The over-emphasis in casting the military as Australia's guarantee of "security" has not engendered a true culture of national security.
Resources committed to developing the military have meant that less is available for constructive work such as preventive diplomacy and Radio Australia, to offer just two examples.
Resources committed to military defence mean less money for developing strong social cohesion and stability within the nation through employment programs and the health, education and housing needs of Australians and our neighbours.
A feature of military expenditure is its "opportunity costs", that is, the opportunities which are foregone for alternative consumption and investment.
The World Bank says high military spending contributes to fiscal and debt crises, complicates stabilisation and adjustment, and negatively affects economic growth and development.
Military expenditure reduces public and private investment, diverts funds and personnel from civilian research and development and increases the current account deficit, it tends to retard the rate of economic growth.
There is no readily identifiable threat to Australia of major direct attack. This has been so for decades and there is no evidence it will change in the foreseeable future.
The regional strategic environment is clearly complex and changing, but this does not necessarily mean it is more dangerous for Australia.
Conflicts in the region are predominantly internal. They are not directed against Australia and they cannot be solved by military means.
Regional engagement requires that we rethink what we mean by security and develop different relationships with regional states.
Overseas aid can assist recipients to cope better with their conflict-inducing social and economic problems.
Overseas aid is a cost effective means of contributing to reducing the problems of people in our region, yet Australia's contribution is minute compared to defence spending.
We cannot afford a continued cold war paradigm which defines regional engagement as interoperability with the United States in potential high intensity conflicts.
This would require expanding strategic strike and force projection capabilities, maintaining a 'knowledge edge' over regional states and remaining a substantial maritime power.
Australia simply cannot afford such an approach economically, politically and socially.
A rational reassessment of our security priorities would lead to a number of conclusions which may be at odds with the Federal Government's stated intention of increasing defence spending.
However, they would contribute to an independent policy which would make a major contribution to Australia's security.

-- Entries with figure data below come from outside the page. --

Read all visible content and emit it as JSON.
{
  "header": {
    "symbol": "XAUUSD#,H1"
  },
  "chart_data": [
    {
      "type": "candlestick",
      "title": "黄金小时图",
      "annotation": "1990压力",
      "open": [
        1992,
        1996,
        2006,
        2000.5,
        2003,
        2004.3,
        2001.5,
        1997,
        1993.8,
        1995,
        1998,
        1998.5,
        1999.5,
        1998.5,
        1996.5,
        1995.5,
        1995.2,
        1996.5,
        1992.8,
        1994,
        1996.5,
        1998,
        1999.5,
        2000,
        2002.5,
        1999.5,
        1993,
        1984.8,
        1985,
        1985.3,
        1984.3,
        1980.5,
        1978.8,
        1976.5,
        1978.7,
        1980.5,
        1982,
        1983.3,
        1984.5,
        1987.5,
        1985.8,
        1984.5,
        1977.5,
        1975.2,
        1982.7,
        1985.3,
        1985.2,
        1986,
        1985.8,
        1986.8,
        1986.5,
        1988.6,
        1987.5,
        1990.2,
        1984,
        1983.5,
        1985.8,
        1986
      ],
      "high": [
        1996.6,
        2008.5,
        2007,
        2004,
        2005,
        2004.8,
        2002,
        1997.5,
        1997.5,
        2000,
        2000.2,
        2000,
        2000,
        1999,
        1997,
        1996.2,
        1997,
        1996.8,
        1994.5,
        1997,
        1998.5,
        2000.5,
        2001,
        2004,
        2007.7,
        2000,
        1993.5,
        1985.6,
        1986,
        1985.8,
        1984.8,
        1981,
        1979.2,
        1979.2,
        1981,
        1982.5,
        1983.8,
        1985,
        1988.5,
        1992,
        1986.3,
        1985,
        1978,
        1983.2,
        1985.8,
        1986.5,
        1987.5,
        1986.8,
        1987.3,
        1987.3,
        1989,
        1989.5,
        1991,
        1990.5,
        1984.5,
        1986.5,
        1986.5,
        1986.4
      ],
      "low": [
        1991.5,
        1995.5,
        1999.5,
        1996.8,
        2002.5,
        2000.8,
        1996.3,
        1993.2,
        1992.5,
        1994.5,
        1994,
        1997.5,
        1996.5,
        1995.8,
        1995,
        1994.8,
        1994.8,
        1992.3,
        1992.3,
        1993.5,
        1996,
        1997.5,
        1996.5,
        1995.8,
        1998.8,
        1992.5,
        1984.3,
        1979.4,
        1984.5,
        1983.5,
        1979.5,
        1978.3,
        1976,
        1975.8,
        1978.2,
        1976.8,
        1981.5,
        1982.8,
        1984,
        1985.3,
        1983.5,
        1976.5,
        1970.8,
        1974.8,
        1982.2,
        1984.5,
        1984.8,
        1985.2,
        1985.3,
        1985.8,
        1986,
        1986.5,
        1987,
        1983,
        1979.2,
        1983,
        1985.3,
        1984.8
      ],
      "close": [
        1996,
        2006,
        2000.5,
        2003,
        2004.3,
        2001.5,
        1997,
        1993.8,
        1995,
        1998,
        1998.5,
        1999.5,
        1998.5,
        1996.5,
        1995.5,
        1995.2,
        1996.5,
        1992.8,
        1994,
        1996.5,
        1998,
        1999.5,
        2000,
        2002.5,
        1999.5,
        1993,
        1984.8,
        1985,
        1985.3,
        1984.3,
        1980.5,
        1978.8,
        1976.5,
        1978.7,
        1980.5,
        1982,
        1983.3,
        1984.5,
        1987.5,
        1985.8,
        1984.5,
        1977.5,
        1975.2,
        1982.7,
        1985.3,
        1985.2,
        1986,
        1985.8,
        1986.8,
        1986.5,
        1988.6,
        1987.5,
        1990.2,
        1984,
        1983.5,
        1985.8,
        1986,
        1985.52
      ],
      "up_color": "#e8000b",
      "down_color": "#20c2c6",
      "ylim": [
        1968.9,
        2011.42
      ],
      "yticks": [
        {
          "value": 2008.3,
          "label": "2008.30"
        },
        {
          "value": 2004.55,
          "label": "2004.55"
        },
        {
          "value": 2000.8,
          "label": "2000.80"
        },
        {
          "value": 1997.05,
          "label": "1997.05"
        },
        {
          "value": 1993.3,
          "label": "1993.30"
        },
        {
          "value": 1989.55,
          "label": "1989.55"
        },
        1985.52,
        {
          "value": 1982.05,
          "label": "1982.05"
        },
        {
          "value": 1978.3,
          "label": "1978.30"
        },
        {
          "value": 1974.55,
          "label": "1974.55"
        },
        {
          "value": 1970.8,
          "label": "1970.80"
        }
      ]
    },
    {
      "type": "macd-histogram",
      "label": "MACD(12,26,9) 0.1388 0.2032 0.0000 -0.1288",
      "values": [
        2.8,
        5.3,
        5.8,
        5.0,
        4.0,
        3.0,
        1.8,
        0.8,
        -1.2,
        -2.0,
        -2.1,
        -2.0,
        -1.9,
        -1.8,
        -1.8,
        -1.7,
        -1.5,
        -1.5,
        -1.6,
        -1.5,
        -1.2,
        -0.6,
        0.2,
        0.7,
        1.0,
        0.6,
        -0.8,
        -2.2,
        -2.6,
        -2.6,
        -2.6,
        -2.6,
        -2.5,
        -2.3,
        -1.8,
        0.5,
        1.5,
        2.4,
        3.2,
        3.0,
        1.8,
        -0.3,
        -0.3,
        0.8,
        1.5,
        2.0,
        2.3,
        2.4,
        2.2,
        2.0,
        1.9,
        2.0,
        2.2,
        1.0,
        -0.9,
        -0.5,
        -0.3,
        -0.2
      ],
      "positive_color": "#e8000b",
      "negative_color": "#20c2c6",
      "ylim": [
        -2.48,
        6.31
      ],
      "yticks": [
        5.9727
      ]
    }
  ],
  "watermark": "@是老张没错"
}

These could include such things as:
- using more defensive and less costly systems as opposed to the long-range, aggressive capabilities currently in use;
- developing a proper coastal protection system;
- committing Australia to possess enough military force to defend our territory but not to threaten the territory of other states;
- focussing on dual-use equipment (for example, aircraft which can be used for water bombing bushfires as well as for coastal surveillance and interception);
- investing time and effort in regional arms control through bodies such as ASEAN;
- working to develop transparency and confidence building in the region and to restrict a regional arms race;
- increasing the share of GDP allocated to overseas aid;
- contributing to the elimination of the foreign debt problem;
- expanding trade, co-operation in the development of science and medicine, educational and cultural exchanges.
These are strategic positions we believe should be taken and should underpin decisions on defence spending if Australia and the region are to be genuinely stable and secure.